Security/Reviews/xssfilter
Contents
2011.07.28 Items to be reviewed:
- Feature Page: XSS Filter - https://wiki.mozilla.org/Security/Features/XSS_Filter
- bug 528661
Introduce Feature
Goal of Feature, what is trying to be achieved (problem solved, use cases, etc)
- to protect users from XSS
- Injection of whole inline scripts
- Injection of <script src> (with mismatched eTLD+1)
- Injection of partial scripts (like SQL injection) (Chrome doesn't do this)
- This is the trickiest part. It requires integrating with the JS engine, getting between the tokenizer and the parser. But in Spidermonkey, the tokenizer and parser are tightly coupled.
- For now, testing with a separate tokenizer, but we don't want to ship this because it's slow and unsafe.
What solutions/approaches were considered other than the proposed solution?
Why was this solution chosen?
Any security threats already considered in the design and why?
- Escape partial injections: detecting partial injections can protect against more attacks, but attackers can use a different technique to inject JavaScript in presence of an opportunity for partial injection. Assuming that the web application is written in PHP and contains the code
<script>var username="<?$_GET["username"]?>";
do_login(username);</script>, the attacker can provide the parameter
";</script><script>xss();var a = "
to create a new script. Note that the script is not a substring of the URL, but the URL is also not a substring of the script. One solution consist in decoupling taint-inference from policy enforcement: the matching can happen on the HTML source, and the taint information can be used later when enforcing the policies on scripts. This might be problematic wrt to performance and whole script detection when the url is not parsed correctly.
- Circumvention of approximate substring matching: the effectiveness of approximate substring matching over exact string matching is debatable. Approximate matching is more robust toward unexpected sanitizations and XSS attacks not specifically written for this filter, but can be easily circumvented by attackers targeting this feature: assuming the web application transforms double quotes into single quotes, an attacker can simply use the sanitized character often to increase the distance between the parameter and the script. For exanple:
<script>""+""+""+""+""+""+""+""+...+""; xss();</script>.

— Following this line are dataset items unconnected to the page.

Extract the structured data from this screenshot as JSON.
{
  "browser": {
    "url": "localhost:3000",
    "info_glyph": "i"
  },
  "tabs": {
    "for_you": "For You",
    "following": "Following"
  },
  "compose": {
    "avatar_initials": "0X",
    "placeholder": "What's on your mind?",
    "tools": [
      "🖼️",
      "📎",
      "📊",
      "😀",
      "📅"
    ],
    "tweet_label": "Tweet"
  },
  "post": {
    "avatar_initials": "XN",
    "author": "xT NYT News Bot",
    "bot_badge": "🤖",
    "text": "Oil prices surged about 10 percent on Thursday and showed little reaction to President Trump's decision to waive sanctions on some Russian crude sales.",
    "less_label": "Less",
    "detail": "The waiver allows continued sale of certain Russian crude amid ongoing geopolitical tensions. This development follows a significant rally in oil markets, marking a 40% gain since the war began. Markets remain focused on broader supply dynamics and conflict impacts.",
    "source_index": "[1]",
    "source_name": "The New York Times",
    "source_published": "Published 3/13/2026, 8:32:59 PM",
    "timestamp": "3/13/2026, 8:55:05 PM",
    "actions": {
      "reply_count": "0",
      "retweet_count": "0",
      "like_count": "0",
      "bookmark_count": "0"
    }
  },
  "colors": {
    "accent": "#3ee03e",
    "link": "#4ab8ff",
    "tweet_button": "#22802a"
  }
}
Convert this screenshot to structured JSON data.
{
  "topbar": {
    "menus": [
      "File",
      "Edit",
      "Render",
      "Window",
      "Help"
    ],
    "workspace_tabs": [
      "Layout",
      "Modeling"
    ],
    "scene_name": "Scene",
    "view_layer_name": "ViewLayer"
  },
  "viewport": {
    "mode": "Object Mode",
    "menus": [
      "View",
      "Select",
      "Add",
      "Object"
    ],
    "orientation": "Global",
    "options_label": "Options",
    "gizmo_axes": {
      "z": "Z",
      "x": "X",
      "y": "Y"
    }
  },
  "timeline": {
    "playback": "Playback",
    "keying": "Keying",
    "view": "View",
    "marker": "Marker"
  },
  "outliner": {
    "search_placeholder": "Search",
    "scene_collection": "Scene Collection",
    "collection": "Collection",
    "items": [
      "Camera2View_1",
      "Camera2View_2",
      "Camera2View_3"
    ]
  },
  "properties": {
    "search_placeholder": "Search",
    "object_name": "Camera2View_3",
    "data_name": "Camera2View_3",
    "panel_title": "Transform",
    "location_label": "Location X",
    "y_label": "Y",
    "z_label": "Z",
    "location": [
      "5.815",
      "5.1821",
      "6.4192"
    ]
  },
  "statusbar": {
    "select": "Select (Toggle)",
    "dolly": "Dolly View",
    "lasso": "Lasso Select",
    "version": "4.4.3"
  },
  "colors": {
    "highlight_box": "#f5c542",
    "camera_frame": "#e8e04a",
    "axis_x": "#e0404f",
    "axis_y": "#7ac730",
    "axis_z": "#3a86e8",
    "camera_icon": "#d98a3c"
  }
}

Canonicalization, as employed by XSSAuditor, can solve this problem, but it can only account for a small subset of string transformations.
Threat Brainstorming
- Allows an attacker to selectively break one script on a site :( But I guess you can do this by bringing the browser close to memory or recursion limits as well :(
- Interaction with HPP?
e.g.
http://server/?q=<script>&q=alert(1)&q=</script>
depending on the backend this may turn into q=<script>alert(1)</script> it would be matched against ?q=<script>&q=alert(1)&q=</script>
Induced false positives
Whole scripts
- Allows an attacker to selectively break one inline script or event handler :(
- The script disabled might be a client-side security feature that "fails open": framebusting, clickjacking prevention, invisiblly-copying-text protection, anti-spoofing
- As more happens on the client, more security checks happen on the client
- But I guess attackers can already break scripts on other sites selectively, by bringing the browser close to memory or recursion limits as well :(
- Given that other browsers have similar filters, and we feel XSS is a bigger problem, this is a reasonable tradeoff.
- What if we exercise the "nuclear option" of disabling the entire page when one script breaks?
- Privacy?
- Possibilities for reducing induced-false-positives
- Keep track of hashes of scripts that have been seen
- Or request the same URL without the URL parameter, and see if the same script appears
- Seems expensive.
- Seems dangerous for POST, sketchy even for GET.
- interactions with the developer consloe?
Partial scripts
- extract sensitive information such as a username, CSRF token, recon
- requires a side channel (cpu use, bandwidth use, network cache)
Circumvention
- If the attacker injects "</script><script>", the URL parameter is not a substring of any script and no script is a substring of the URL parameter.
- Perhaps do taint analysis before HTML parsing, and use information from that taint analysis later while looking at the tokenizer output
Items to be reviewed: XSS Filter - https://wiki.mozilla.org/Security/Features/XSS_Filter https://intranet.mozilla.org/XSS_Filter
Conclusions / Action Items
- need to schedule a follow-up meeing to discuss circumvention. Let's reconvene after BH+DC and after riccardo's poster at usenix (aug 11)
- Developers console ?
- granularity for blocking ?
- Implement nuclear mode, at least as an option? riccardo will have to ask jst how to do that.